Russia accuses NATO member Poland of supporting the Western military alliance's "desire" to contain Moscow’s military might.

On Thursday, Russian Foreign Ministry Spokesperson Maria Zakharova condemned a call made by Polish Foreign Minister Witold Waszczykowski a day earlier for scrapping the 1997 Russia-NATO Founding Act on Mutual Relations, Cooperation and Security.

The roadmap for the Russia-NATO cooperation, which was signed in Paris in that year, stated that neither side views the other as adversary. Under the deal, NATO also agreed to refrain from any "additional permanent stationing of substantial combat forces" that might alarm the Kremlin. The agreement also stipulates that NATO member states “have no intention, no plan and no reason to deploy nuclear weapons on the territory of new members” such as Poland.

Waszczykowski alleged on Wednesday that the agreement “was political in character, it was not legally binding, and was concluded in a different international context.”

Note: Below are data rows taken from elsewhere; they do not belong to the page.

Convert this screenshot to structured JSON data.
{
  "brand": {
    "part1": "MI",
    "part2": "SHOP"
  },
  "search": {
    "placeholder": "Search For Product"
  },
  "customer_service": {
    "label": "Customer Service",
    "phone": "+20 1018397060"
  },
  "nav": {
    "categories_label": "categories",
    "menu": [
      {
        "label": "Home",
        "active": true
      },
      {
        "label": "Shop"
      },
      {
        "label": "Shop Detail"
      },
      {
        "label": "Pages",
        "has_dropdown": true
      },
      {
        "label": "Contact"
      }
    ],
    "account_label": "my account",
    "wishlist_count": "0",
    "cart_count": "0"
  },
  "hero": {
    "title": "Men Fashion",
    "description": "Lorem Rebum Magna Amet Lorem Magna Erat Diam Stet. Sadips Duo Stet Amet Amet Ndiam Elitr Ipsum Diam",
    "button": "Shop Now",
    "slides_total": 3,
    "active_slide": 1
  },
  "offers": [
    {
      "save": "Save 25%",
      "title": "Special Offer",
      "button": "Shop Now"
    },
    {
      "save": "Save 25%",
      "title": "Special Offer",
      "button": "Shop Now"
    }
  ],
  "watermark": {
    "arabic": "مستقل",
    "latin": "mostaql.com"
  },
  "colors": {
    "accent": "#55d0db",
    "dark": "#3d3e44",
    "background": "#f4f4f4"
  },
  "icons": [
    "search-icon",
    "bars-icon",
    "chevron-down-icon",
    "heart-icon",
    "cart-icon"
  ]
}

The Russian official said such "extremely dangerous and extremely provocative" statements “are evidence of desire to make irreversible the alliance’s course towards military deterrence of our country.”

“They can be also regarded as an attempt to legitimize NATO’s attempts to change the existing balance of forces in Europe," she noted.

Earlier this month, NATO Secretary General Jens Stoltenberg signaled a potential transition from the policy NATO has been maintaining vis-à-vis Moscow since the 1997 deal, suggesting that the alliance might station permanent military units in its member states against what it called threats from Russia.

"The important thing is that we have military presence," the NATO head said, adding, "To some extent, it is artificial to distinguish between occasional military presence and other kinds that are more persistent."

Relations between Russia and NATO strained after Ukraine’s Crimea region integrated into the Russian Federation following a referendum last March. On April 1, 2014, the military alliance ended all practical cooperation with Russia over the ensuing crisis in Ukraine.

The United States and its allies accuse Russia of supporting the pro-Moscow fighters in eastern Ukraine, and having supplied them with military aid, reinforcements, and resources. Moscow has denied the charges, saying any support from Moscow has only been of a humanitarian nature.